E cabe também se perguntar, em relação a “Saint Omer” se o mesmíssimo processo do filme atrairia tanta indignação se tivesse sido cometido por uma mulher branca..., pois a interseccionalidade aqui pesa muito mais sobre os ombros da mulher negra. Seja pelas relações descritas ao longo da projeção, como o companheiro desta a escondia de seus próprios familiares e amizades; bem como da relação dela própria com o país, como imigrante, o que já ocasionava profunda perda cultural e dissociação de identidade, devido a tudo o que é imposto em territórios estrangeiros hegemônicos como a França. Para muito além das protagonistas, seja a escritora, seja a ré, cada uma em seu modo de vida (que a Europa poderia rotular como modelo de sucesso ou de fracasso na assimilação histórica), estavam no tribunal sendo julgadas ali várias coisas, como a xenofobia, o machismo, o racismo, o classismo, a intolerância religiosa e muito mais....

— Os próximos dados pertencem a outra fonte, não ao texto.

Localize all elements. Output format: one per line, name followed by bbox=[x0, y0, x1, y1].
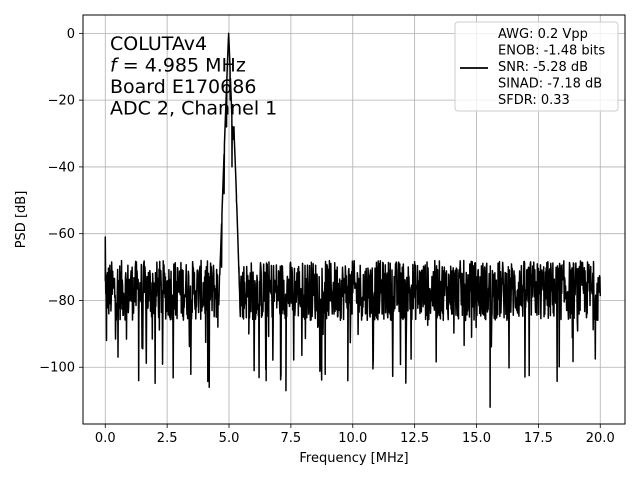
y-tick-label: −60 bbox=[48, 227, 75, 242]
y-tick-label: −40 bbox=[48, 160, 75, 175]
x-tick-label: 17.5 bbox=[524, 431, 553, 446]
x-tick-label: 7.5 bbox=[281, 431, 302, 446]
x-tick-label: 12.5 bbox=[400, 431, 429, 446]
annotation-line: Board E170686 bbox=[110, 76, 256, 98]
y-axis-label: PSD [dB] bbox=[14, 191, 29, 249]
y-tick-label: −80 bbox=[48, 294, 75, 309]
y-tick-label: 0 bbox=[67, 27, 75, 42]
legend-box bbox=[454, 21, 619, 112]
x-tick-label: 20.0 bbox=[586, 431, 615, 446]
legend-entry-line: SFDR: 0.33 bbox=[498, 93, 570, 108]
legend-entry-line: SNR: -5.28 dB bbox=[498, 60, 588, 75]
legend-entry-line: AWG: 0.2 Vpp bbox=[498, 27, 588, 42]
annotation-line: f = 4.985 MHz bbox=[110, 55, 246, 77]
y-tick-label: −100 bbox=[39, 361, 75, 376]
x-tick-label: 0.0 bbox=[95, 431, 116, 446]
grid-lines bbox=[83, 15, 625, 424]
legend-entry-line: ENOB: -1.48 bits bbox=[498, 44, 605, 59]
x-tick-label: 5.0 bbox=[219, 431, 240, 446]
plot-frame bbox=[82, 14, 626, 425]
y-tick-label: −20 bbox=[48, 94, 75, 109]
x-tick-label: 2.5 bbox=[157, 431, 178, 446]
annotation-line: ADC 2, Channel 1 bbox=[110, 98, 277, 120]
x-tick-label: 15.0 bbox=[462, 431, 491, 446]
annotation-line: COLUTAv4 bbox=[110, 33, 207, 55]
y-axis-ticks: 0 −20 −40 −60 −80 −100 bbox=[39, 27, 83, 376]
x-tick-label: 10.0 bbox=[338, 431, 367, 446]
x-axis-ticks: 0.0 2.5 5.0 7.5 10.0 12.5 15.0 17.5 20.0 bbox=[95, 424, 615, 446]
legend-entry-line: SINAD: -7.18 dB bbox=[498, 77, 602, 92]
series-psd-line bbox=[104, 32, 601, 409]
x-axis-label: Frequency [MHz] bbox=[299, 451, 408, 466]
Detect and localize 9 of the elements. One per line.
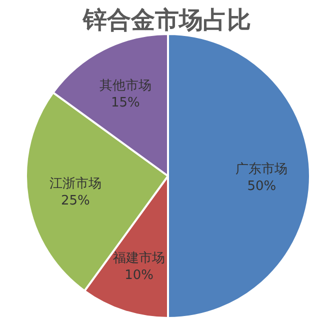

Ambos filmes demonstram que nem a jornada da heroína é capaz de redimir o sacrifício social destas personagens, pois, independentemente de serem inocentadas ou não no desfecho, o estigma as perseguirá até o fim, só cabendo como única escapatória a refabulação de si, mesmo e justamente por causa dos holofotes da violência, para não se permitirem apagar ou invisibilizar nunca mais outra vez.